Schlagerfest (or officially in Sweden, melodifestivalen) is the Pop Idol style competition that leads up to the selection for who will compete at the Eurovision Song Contest. I hate Pop Idol, but I have become strangely fascinated with Schlager.

The Swedes at least take the whole thing with tongue planted firmly in cheek. Their host is a sarcastic comedian who has actually appeared in a skimpy purple number impersonating the loser of the competition the year before. Last night, someone asked him if you could vote for two songs at once. His reply on national television? "Well, you could, but then you'd be f*cking stupid." And my personal favourite event this year was Swedish band The Ark (the lead singer of which proudly boasts he has never written a bad song) decided that the music on Schlager was crap (an opinion no doubt supported by everyone who has ever watched it) and have mounted a stunningly witty challenge including a giant winged costume, fireworks, and a bit of axe-wielding guitar choreography at the end.
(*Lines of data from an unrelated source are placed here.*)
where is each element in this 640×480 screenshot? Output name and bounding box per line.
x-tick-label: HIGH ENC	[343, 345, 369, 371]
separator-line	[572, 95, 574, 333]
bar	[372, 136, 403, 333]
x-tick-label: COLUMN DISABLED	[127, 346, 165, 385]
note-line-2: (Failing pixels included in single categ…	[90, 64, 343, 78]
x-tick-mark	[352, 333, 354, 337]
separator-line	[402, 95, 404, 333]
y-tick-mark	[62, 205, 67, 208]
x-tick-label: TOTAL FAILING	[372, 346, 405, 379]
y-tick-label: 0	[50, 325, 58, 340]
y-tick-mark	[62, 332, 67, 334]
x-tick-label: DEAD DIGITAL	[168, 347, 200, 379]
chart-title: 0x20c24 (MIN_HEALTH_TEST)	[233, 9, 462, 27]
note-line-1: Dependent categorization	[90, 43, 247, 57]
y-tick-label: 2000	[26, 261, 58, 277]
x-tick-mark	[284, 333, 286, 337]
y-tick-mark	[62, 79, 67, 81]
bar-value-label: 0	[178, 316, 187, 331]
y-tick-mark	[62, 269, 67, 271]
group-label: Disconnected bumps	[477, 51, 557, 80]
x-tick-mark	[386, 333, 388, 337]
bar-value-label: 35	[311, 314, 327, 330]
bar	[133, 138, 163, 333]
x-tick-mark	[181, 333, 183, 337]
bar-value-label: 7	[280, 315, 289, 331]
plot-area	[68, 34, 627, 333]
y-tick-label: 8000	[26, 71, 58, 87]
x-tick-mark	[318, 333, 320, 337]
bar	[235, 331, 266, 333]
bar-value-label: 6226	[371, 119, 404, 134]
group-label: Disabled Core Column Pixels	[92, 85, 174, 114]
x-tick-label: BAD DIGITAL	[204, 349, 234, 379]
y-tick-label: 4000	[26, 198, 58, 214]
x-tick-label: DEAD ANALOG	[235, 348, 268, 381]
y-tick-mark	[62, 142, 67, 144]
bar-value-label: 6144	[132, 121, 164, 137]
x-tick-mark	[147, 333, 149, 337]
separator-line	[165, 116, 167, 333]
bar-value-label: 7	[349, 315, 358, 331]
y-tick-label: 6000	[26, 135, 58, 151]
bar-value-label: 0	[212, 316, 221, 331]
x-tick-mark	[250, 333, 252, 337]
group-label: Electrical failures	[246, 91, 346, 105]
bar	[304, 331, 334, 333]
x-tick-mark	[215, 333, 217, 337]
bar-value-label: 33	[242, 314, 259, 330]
Weirdly, a schoolteacher has also entered her sad little ballad. I think people voted for her because they felt sorry for her - a testament to the kind heartedness of the Swedes, because she would probably get slaughtered in competition. I base my analysis of this on the fact she reduced Irina to tears. But there must be no mercy in Schlager -- probably why the Brits are reportedly entering Morrissey to depress us all to death.

Anyway, last night I sat down to watch Schlager with my friend Stina. We were so bored after 5 minutes that we had to go and get a DVD. I am considering asking if Australia can join the EU, this way my visa issues will be solved without marrying a random Swede; the Australian socio-political situation would be forced to become more aligned with international diplomacy, we could develop balanced welfare and immigration policies and have less US-style swagger, and more importantly, we could sure shake up Schlagerfest.